Extinct macht eindrücklich erfahrbar, dass diese Welt nicht aus soliden, voneinander abgegrenzten Körpern besteht, die sich wie Eigentümer*innen selbst gehören und dann nach Bedarf sekundär Beziehungen zueinander eingehen. Vielmehr besteht der lebende Körper wesentlich in dem, was in ihn eindringt und was er an die Umwelt abgibt, da er es nicht bei sich halten kann. Doppelte Inkontinenz, nach außen wie nach innen, ist sowohl die Bedingung des Am-Leben-Seins als auch die erotische Konstitution einer Subjektivität, die sich ihrer Körperlichkeit hinzugeben vermag. Auch ohne explizit ökologische message erinnert das soundpiece in einem zeitgenössischen Modus an etwas, was bereits früheren Generationen wiederholt aufgegangen war: dass die radikale Umbestimmung des Verhältnisses zur Welt, wie Ökologie sie verlangt, nicht darauf beschränkt ist, dem Subjekt mit dem Flugblattverteilergestus von Pflichtethik in den Weg zu treten (»Hier, schau mal, ab heute darfst du das und das nicht mehr tun und musst das und das tun …!«), sondern es auch bei seinen Lüsten abholen kann – bei denjenigen lustvollen Zuständen, in denen der Körper erotische Assemblagen mit der Umwelt bildet, wo das »ich« keine gesetzte vorgängige Entität ist, sondern etwas, das sich innerhalb von »sympoietischen«11 Prozessen immer wieder irgendwo ergibt. Was im alten Regime, dem Anthropozän des abgedichteten, seine Exzesse in Kapitalbildung investierenden Subjekts als pathologisch erscheint – Fressen-und-Kotzen als Gabentausch oder die eigene Scheiße essen –, das taugt womöglich zur Subjektivierungsfigur für ein speziesübergreifendes Zusammenleben, bei dem Kompost die Rolle von Kapital übernimmt.

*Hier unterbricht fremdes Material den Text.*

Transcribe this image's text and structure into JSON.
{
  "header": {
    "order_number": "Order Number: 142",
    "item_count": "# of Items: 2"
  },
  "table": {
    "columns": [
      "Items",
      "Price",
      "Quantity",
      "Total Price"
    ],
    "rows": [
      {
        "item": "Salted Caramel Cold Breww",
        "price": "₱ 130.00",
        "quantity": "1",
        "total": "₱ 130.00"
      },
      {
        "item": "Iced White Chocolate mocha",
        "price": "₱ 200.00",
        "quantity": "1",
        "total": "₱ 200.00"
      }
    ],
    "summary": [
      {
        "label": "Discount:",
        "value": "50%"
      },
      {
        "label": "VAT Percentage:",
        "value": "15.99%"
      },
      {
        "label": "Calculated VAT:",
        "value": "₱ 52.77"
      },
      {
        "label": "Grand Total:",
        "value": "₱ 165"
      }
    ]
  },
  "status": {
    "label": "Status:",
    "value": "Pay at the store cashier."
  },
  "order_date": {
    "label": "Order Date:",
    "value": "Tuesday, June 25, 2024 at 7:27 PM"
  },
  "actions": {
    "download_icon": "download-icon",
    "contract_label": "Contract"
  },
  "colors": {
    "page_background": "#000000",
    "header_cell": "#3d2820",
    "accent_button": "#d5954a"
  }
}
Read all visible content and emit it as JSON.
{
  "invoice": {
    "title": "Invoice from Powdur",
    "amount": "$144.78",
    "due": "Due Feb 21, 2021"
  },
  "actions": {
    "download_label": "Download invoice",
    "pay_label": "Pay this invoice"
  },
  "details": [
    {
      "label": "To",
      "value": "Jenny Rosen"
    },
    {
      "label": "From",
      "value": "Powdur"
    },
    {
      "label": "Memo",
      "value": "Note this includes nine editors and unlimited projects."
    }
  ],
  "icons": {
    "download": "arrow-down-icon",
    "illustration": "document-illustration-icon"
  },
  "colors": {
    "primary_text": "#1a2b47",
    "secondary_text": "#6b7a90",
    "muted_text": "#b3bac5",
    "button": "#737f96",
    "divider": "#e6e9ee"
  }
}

2. Die Macht der Animation bestimmt Liveness neu
Die Rekalibrierung, die der Imagination widerfährt, betrifft auch die Art und Weise, wie die Live Arts interaktive Software einsetzen. Schon vor Corona haben Künstler*innen der Freien Szene damit experimentiert, Software selber zu programmieren, und die Verlagerung von Publikumsversammlungen in Theatergebäuden zu Online- und Hybridformaten hat das verstärkt und auch den Status dieser Leute verändert. Sie stehen jetzt nicht mehr am Rand als technophile Außenseiter*innen mit Nähe zu einer ›Medienkunst‹, die man in den Live Arts ignoriert, während auf der Bühne die Projektoren heißlaufen, sondern geben in Netzwerken ihr Wissen und Können an neue Interessierte weiter wie das Kollektiv outofthebox, das eine Plattform namens Breakdown initiiert hat. Breakdown legt besonderen Nachdruck auf die Expertise von Frauen beim Programmieren. »Dafür laden wir Gäste aus Medienkunst, Game-Design und performativer Kunst ein, die Black Box ihrer Arbeit zu öffnen«, heißt es in der Selbstbeschreibung. Anhand von jeweils einem konkreten Beispiel werden digitale Tools, Methoden für Workflow und Designziele offengelegt, Herausforderungen und Inspirationen geteilt. An der Schnittstelle von Tutorial, Showcase und Q&A ermöglicht Breakdown niedrigschwellige Zugänge zu digitaler Kunst und stößt neue Synergien zwischen Netzwerken aus Kultur und Technologie an.12
Dass für die Live Arts ›das Internet‹ mitsamt seinen technosozialen Erstreckungen in die Welt der Kohlenstoffwesen kein geläufiges Medium ist, sondern zunächst mal ein Milieu im biologischen Sinne – und zwar ein nicht nur freundlich gesonnenes Milieu –, nötigt dazu und bietet zugleich die Chance zu schauen, wie sich die Situation namens Liveness aus der Unsicherheit und Verlegenheit dieses Milieus heraus neu organisieren lässt. Das bedeutet bei vielen Glitch-Momenten eine große Öffnung. Denn live – so zeigt sich gerade in Interaktionen mit Software – ist alles, was sich für die Beteiligten live anfühlt, was ihnen den Eindruck vermittelt, in eine lebendige Kommunikation involviert zu sein. Die Künstler*innen bringen ihre Erfahrungen aus den Live Arts ein, indem sie sich weniger auf das Design täuschend realistischer oder überwältigend phantastischer virtueller Realitäten konzentrieren als auf eine kluge Kooperation mit der Einbildungskraft der Zuschauer*innen und/oder Partizipierenden: Manchmal reicht ein Chatbot, ein paar Textzeilen, die auf einem Display auftauchen, und das funktioniert quasi als Köder für meine Imagination. Dadurch, dass ich damit interagiere und mich subjektiv investiere, wird daraus eine spannende Live-Situation – und wird das Wesen ›am anderen Ende‹ der Kommunikation zu einem lebendigen Wesen.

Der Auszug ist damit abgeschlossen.